EXPLORING THE IMMUNE LANDSCAPE OF THE TUMOUR MICROENVIRONMENT IN 3-D USING MULTI-MODAL IMAGING

Central nervous system tumours, including meningiomas and glioblastomas, exhibit highly heterogeneous microenvironments that contribute to therapeutic resistance and poor clinical outcomes. Conventional two-dimensional histological approaches provide limited insight into the spatial organization of these tumours, highlighting the need for three-dimensional (3D) methods that preserve intact tissue architecture.

Here, we present a scalable workflow combining tissue clearing with light sheet microscopy (LSM) to achieve cellular-resolution mapping of vascular and immune components within human CNS tumours. Freshly resected meningioma and glioblastoma specimens were cleared and immunolabelled for endothelial and immune cell markers, including CD31 (endothelial cells), CD3 (T cells), and Iba1 (myeloid cells), followed by LSM imaging.

A proof-of-concept segmentation and analysis pipeline was established using Imaris software, enabling quantitative assessment of key spatial parameters such as immune cell abundance, spatial distribution, and proximity to blood vessels. Marker validation and segmentation were performed across meningiomas grades I–III and extended to glioblastoma samples using an expanded immune marker panel, including macrophage and microglia markers. In ongoing studies, we are integrating macroscopic pre- and postoperative magnetic resonance imaging (MRI) by co-registering high-field MRI data with LSM datasets to establish cellular-level ground truth for radiological features.

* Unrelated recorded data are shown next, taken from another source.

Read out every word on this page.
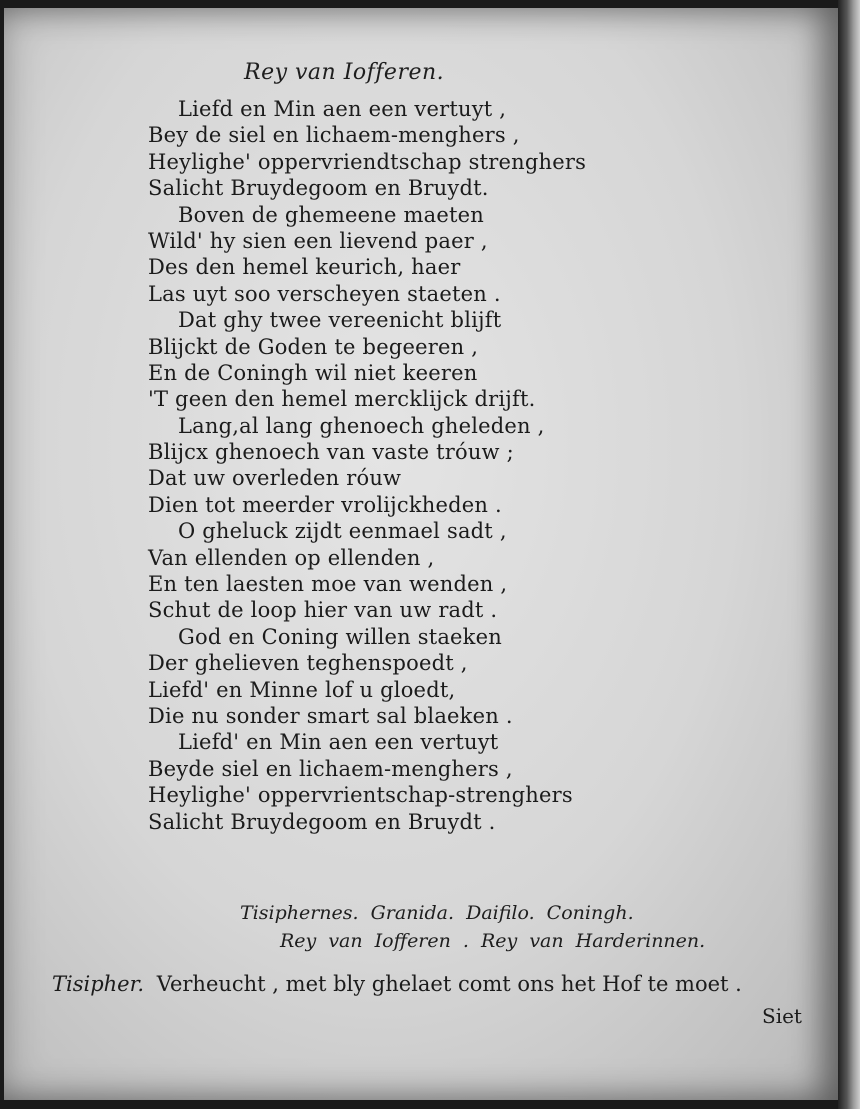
Rey van Iofferen.
Liefd en Min aen een vertuyt ,
Bey de siel en lichaem-menghers ,
Heylighe' oppervriendtschap strenghers
Salicht Bruydegoom en Bruydt.
Boven de ghemeene maeten
Wild' hy sien een lievend paer ,
Des den hemel keurich, haer
Las uyt soo verscheyen staeten .
Dat ghy twee vereenicht blijft
Blijckt de Goden te begeeren ,
En de Coningh wil niet keeren
'T geen den hemel mercklijck drijft.
Lang,al lang ghenoech gheleden ,
Blijcx ghenoech van vaste tróuw ;
Dat uw overleden róuw
Dien tot meerder vrolijckheden .
O gheluck zijdt eenmael sadt ,
Van ellenden op ellenden ,
En ten laesten moe van wenden ,
Schut de loop hier van uw radt .
God en Coning willen staeken
Der ghelieven teghenspoedt ,
Liefd' en Minne lof u gloedt,
Die nu sonder smart sal blaeken .
Liefd' en Min aen een vertuyt
Beyde siel en lichaem-menghers ,
Heylighe' oppervrientschap-strenghers
Salicht Bruydegoom en Bruydt .
Tisiphernes. Granida. Daifilo. Coningh.
Rey van Iofferen . Rey van Harderinnen.
Tisipher. Verheucht , met bly ghelaet comt ons het Hof te moet .
Siet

Together, these results demonstrate the feasibility of a robust 3D imaging and analysis platform for characterizing complex tumour microenvironments in human brain tumours. This approach overcomes the limitations of conventional 2D analyses and provides a foundation for future integration with spatial transcriptomics, enabling comprehensive investigation of tumour heterogeneity, immune–tumour interactions, and spatial biomarkers relevant to therapeutic targeting.